The terms [math]\displaystyle{ w_{i,j} }[/math] and [math]\displaystyle{ \alpha_{i,j} }[/math] are the structural parameters trained by gradient descent. The [math]\displaystyle{ \eta }[/math] which denotes the learning rate is also an optimized parameter of the network. After this training, the agent can learn automatically from ongoing experience. In equation 2 above, the [math]\displaystyle{ \eta }[/math] could make the Hebbian traces to decay to 0 in the absence of input. So another form of the equation is as follows:


[math]\displaystyle{ H_{i,j}(t+1) = H_{i,j}(t) + \eta x_j(t)(x_i(t-1) - x_j(t)H_{i,j}(t)] }[/math]


Experiment1 - Binary Pattern Memorization

This test involves quickly memorizing sets of arbitrary high-dimensional patterns and reconstructing the same while being exposed to partial, degraded versions of them. This is a very simple test as it is already known that hand designed recurrent networks with a Hebbian plastic connection can already solve it for binary patterns.


Steps in the experiment:

1) The network is a set of five binary patterns in succession as shown in the above figure. Each of these patterns has 1000 elements each of which has one of the binary value (1 or -1). Here 1 corresponds to dark red and -1 corresponds to dark blue.

2) The few shot learning paradigm is followed, where each pattern is shown for 10-time steps, with 3-time steps of zero input between the presentations and the whole sequence of patterns is presented 3 times in random order.

3) One of the presented patterns is chosen in random order and degraded by setting half of its bits to 0.

4) This degraded pattern is then fed to the network. The network has to reproduce the correct full pattern in its output using its memory that it developed during training.

The architecture of the network is described as follows:

1) It is a fully connected RNN with one neuron per pattern element, plus one fixed-output neuron. There is a total of 1001 neurons.

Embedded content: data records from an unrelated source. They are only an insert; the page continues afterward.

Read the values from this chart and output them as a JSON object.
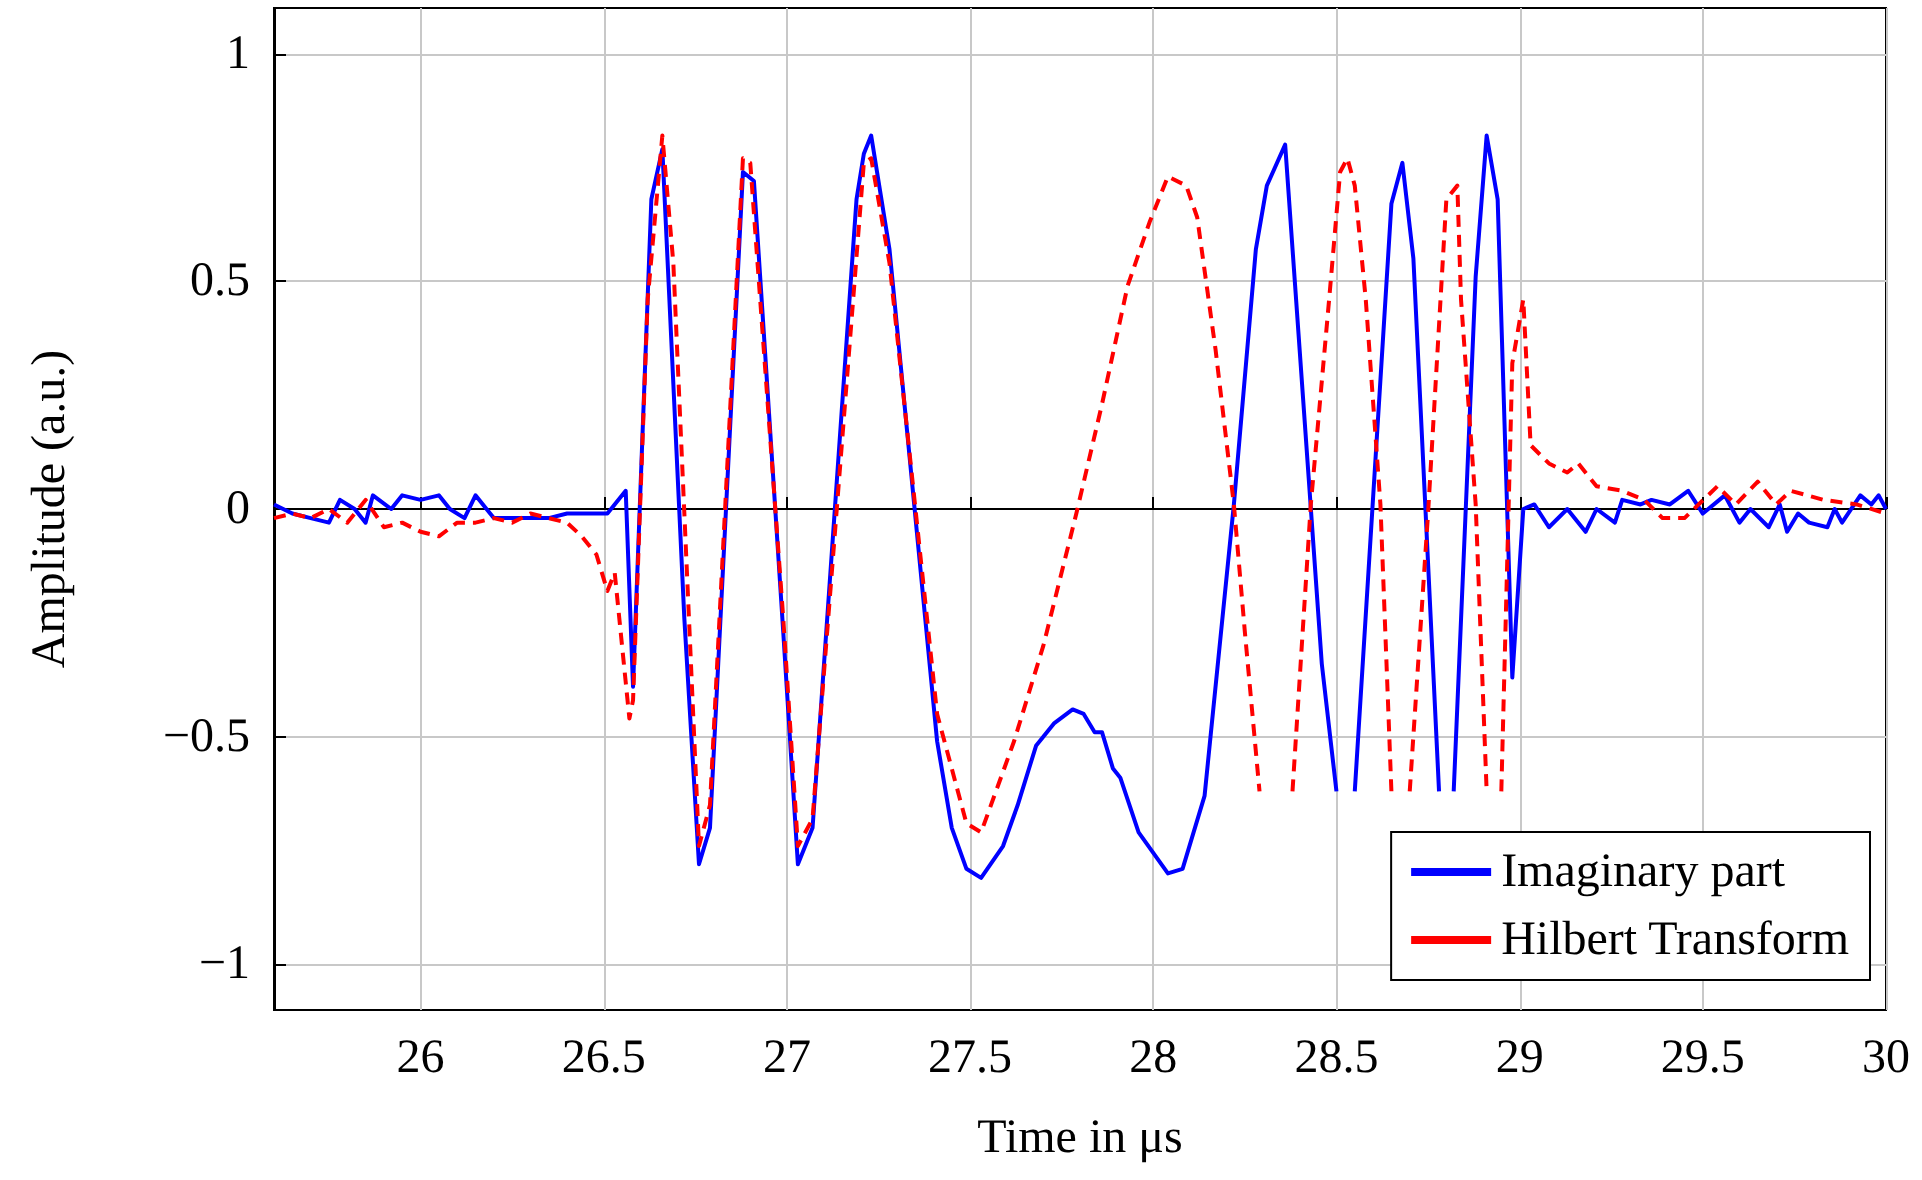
{
  "chart_data": {
    "type": "line",
    "xlabel": "Time in μs",
    "ylabel": "Amplitude (a.u.)",
    "xlim": [
      25.6,
      30
    ],
    "xticks": [
      26,
      26.5,
      27,
      27.5,
      28,
      28.5,
      29,
      29.5,
      30
    ],
    "ylim": [
      -1.1,
      1.1
    ],
    "yticks": [
      {
        "value": -1,
        "label": "−1"
      },
      {
        "value": -0.5,
        "label": "−0.5"
      },
      0,
      0.5,
      1
    ],
    "grid": true,
    "legend": "bottom right",
    "marker": "none",
    "series": [
      {
        "name": "Imaginary part",
        "color": "#0000ff",
        "line_style": "solid",
        "x": [
          25.6,
          25.65,
          25.7,
          25.75,
          25.78,
          25.82,
          25.85,
          25.87,
          25.92,
          25.95,
          26.0,
          26.05,
          26.08,
          26.12,
          26.15,
          26.2,
          26.25,
          26.3,
          26.35,
          26.4,
          26.45,
          26.51,
          26.56,
          26.58,
          26.63,
          26.66,
          26.72,
          26.76,
          26.79,
          26.88,
          26.91,
          26.99,
          27.03,
          27.07,
          27.19,
          27.21,
          27.23,
          27.28,
          27.41,
          27.45,
          27.49,
          27.53,
          27.59,
          27.63,
          27.68,
          27.73,
          27.78,
          27.81,
          27.84,
          27.86,
          27.89,
          27.91,
          27.96,
          28.04,
          28.08,
          28.14,
          28.22,
          28.28,
          28.31,
          28.36,
          28.46,
          28.5,
          28.52,
          28.55,
          28.65,
          28.68,
          28.71,
          28.78,
          28.8,
          28.82,
          28.88,
          28.91,
          28.94,
          28.98,
          29.01,
          29.04,
          29.08,
          29.13,
          29.18,
          29.21,
          29.26,
          29.28,
          29.33,
          29.36,
          29.41,
          29.46,
          29.5,
          29.56,
          29.6,
          29.63,
          29.68,
          29.71,
          29.73,
          29.76,
          29.79,
          29.84,
          29.86,
          29.88,
          29.93,
          29.96,
          29.98,
          30.0
        ],
        "values": [
          0.01,
          -0.01,
          -0.02,
          -0.03,
          0.02,
          0.0,
          -0.03,
          0.03,
          0.0,
          0.03,
          0.02,
          0.03,
          0.0,
          -0.02,
          0.03,
          -0.02,
          -0.02,
          -0.02,
          -0.02,
          -0.01,
          -0.01,
          -0.01,
          0.04,
          -0.39,
          0.68,
          0.79,
          -0.24,
          -0.78,
          -0.7,
          0.74,
          0.72,
          -0.27,
          -0.78,
          -0.7,
          0.68,
          0.78,
          0.82,
          0.57,
          -0.51,
          -0.7,
          -0.79,
          -0.81,
          -0.74,
          -0.65,
          -0.52,
          -0.47,
          -0.44,
          -0.45,
          -0.49,
          -0.49,
          -0.57,
          -0.59,
          -0.71,
          -0.8,
          -0.79,
          -0.63,
          0.01,
          0.57,
          0.71,
          0.8,
          -0.34,
          -0.62,
          null,
          -0.62,
          0.67,
          0.76,
          0.55,
          -0.62,
          null,
          -0.62,
          0.51,
          0.82,
          0.68,
          -0.37,
          0.0,
          0.01,
          -0.04,
          0.0,
          -0.05,
          0.0,
          -0.03,
          0.02,
          0.01,
          0.02,
          0.01,
          0.04,
          -0.01,
          0.03,
          -0.03,
          0.0,
          -0.04,
          0.01,
          -0.05,
          -0.01,
          -0.03,
          -0.04,
          0.0,
          -0.03,
          0.03,
          0.01,
          0.03,
          0.0
        ]
      },
      {
        "name": "Hilbert Transform",
        "color": "#ff0000",
        "line_style": "dashed",
        "x": [
          25.6,
          25.65,
          25.7,
          25.75,
          25.8,
          25.85,
          25.9,
          25.95,
          26.0,
          26.05,
          26.1,
          26.15,
          26.2,
          26.25,
          26.3,
          26.35,
          26.4,
          26.44,
          26.48,
          26.51,
          26.53,
          26.57,
          26.58,
          26.62,
          26.66,
          26.69,
          26.76,
          26.79,
          26.88,
          26.9,
          26.99,
          27.03,
          27.07,
          27.21,
          27.23,
          27.28,
          27.41,
          27.49,
          27.53,
          27.62,
          27.7,
          27.79,
          27.86,
          27.93,
          27.99,
          28.04,
          28.09,
          28.12,
          28.17,
          28.22,
          28.25,
          28.29,
          28.33,
          28.38,
          28.43,
          28.48,
          28.51,
          28.53,
          28.55,
          28.58,
          28.62,
          28.65,
          28.68,
          28.7,
          28.75,
          28.8,
          28.83,
          28.84,
          28.88,
          28.91,
          28.93,
          28.95,
          28.98,
          29.01,
          29.03,
          29.08,
          29.13,
          29.16,
          29.21,
          29.28,
          29.34,
          29.39,
          29.45,
          29.54,
          29.59,
          29.65,
          29.7,
          29.74,
          29.83,
          29.92,
          30.0
        ],
        "values": [
          -0.02,
          -0.01,
          -0.02,
          0.0,
          -0.03,
          0.02,
          -0.04,
          -0.03,
          -0.05,
          -0.06,
          -0.03,
          -0.03,
          -0.02,
          -0.03,
          -0.01,
          -0.02,
          -0.03,
          -0.06,
          -0.1,
          -0.18,
          -0.14,
          -0.46,
          -0.42,
          0.46,
          0.82,
          0.54,
          -0.74,
          -0.65,
          0.77,
          0.76,
          -0.24,
          -0.74,
          -0.68,
          0.76,
          0.77,
          0.54,
          -0.45,
          -0.69,
          -0.71,
          -0.51,
          -0.3,
          -0.01,
          0.23,
          0.49,
          0.63,
          0.73,
          0.71,
          0.64,
          0.35,
          0.01,
          -0.27,
          -0.62,
          null,
          -0.62,
          0.01,
          0.46,
          0.74,
          0.77,
          0.71,
          0.46,
          0.01,
          -0.62,
          null,
          -0.62,
          -0.01,
          0.68,
          0.71,
          0.46,
          0.01,
          -0.62,
          null,
          -0.62,
          0.32,
          0.46,
          0.14,
          0.1,
          0.08,
          0.1,
          0.05,
          0.04,
          0.02,
          -0.02,
          -0.02,
          0.05,
          0.01,
          0.06,
          0.01,
          0.04,
          0.02,
          0.01,
          -0.01
        ]
      }
    ]
  }
}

2) Value of each neuron is clamped to the value of the corresponding element in the pattern if the value is not 0. If the value is 0, the corresponding neurons do not receive pattern input and must use what it gets from lateral connections and reconstruct the correct, expected output values.

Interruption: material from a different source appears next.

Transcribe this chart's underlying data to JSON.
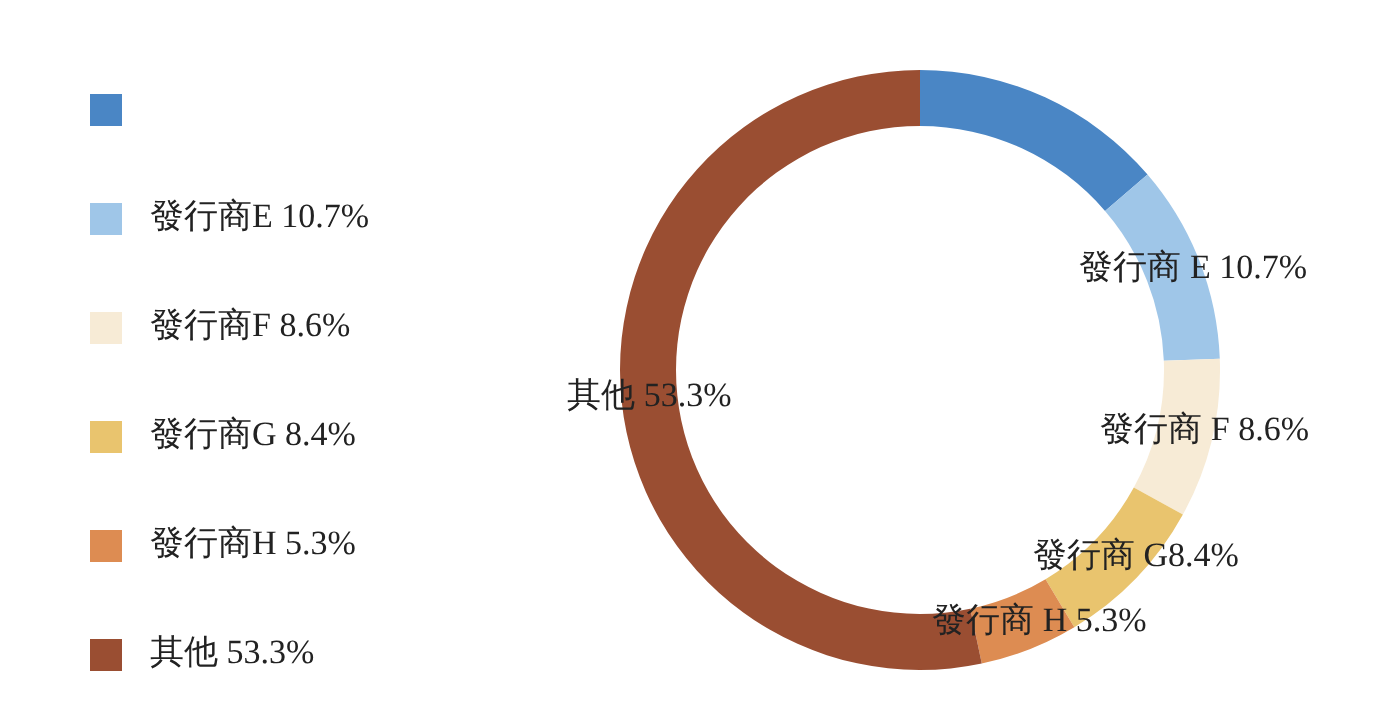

3) Outputs are read from the activation of the neurons.

4) The performance evaluation is done by computing the loss between the final network output and the correct expected pattern.

5) The gradient of the error over the $w_{i,j}$ and the $\alpha_{i,j}$ coefficients is computed by backpropagation and optimized through Adam solver with learning rate 0.001.

6) The simple decaying Hebbian formula in Equation 2 is used to update the Hebbian traces. Each network has 2 trainable parameters $w$ and $\alpha$ for each connection, thus there are a total $1001 \times 1001 \times 2 = 2004002$ trainable parameters.

The results are shown in the above figure where 10 runs are considered. The error becomes quite low after about 200 episodes of training.

Comparison with Non-Plastic Networks:

1) Nonplastic networks can solve this task but require additional neurons to solve this task in principle. In practice, the authors say that the task is not solved using Non-plastic RNN or LSTM.

2) The results figure above also shows the results using non-plastic networks. The best results required the addition of 2000 extra neurons.

3) For non-plastic RNN, the error flattens around 0.13 which is quite high. Using LSTMs, the task can be solved albeit imperfectly and also the error rate reduces drastically t0 around 0.001.

4) The plastic network solves the task very quickly with the mean error going below 0.01 within 2000 episodes which are mentioned to be 250 times faster than the LSTM.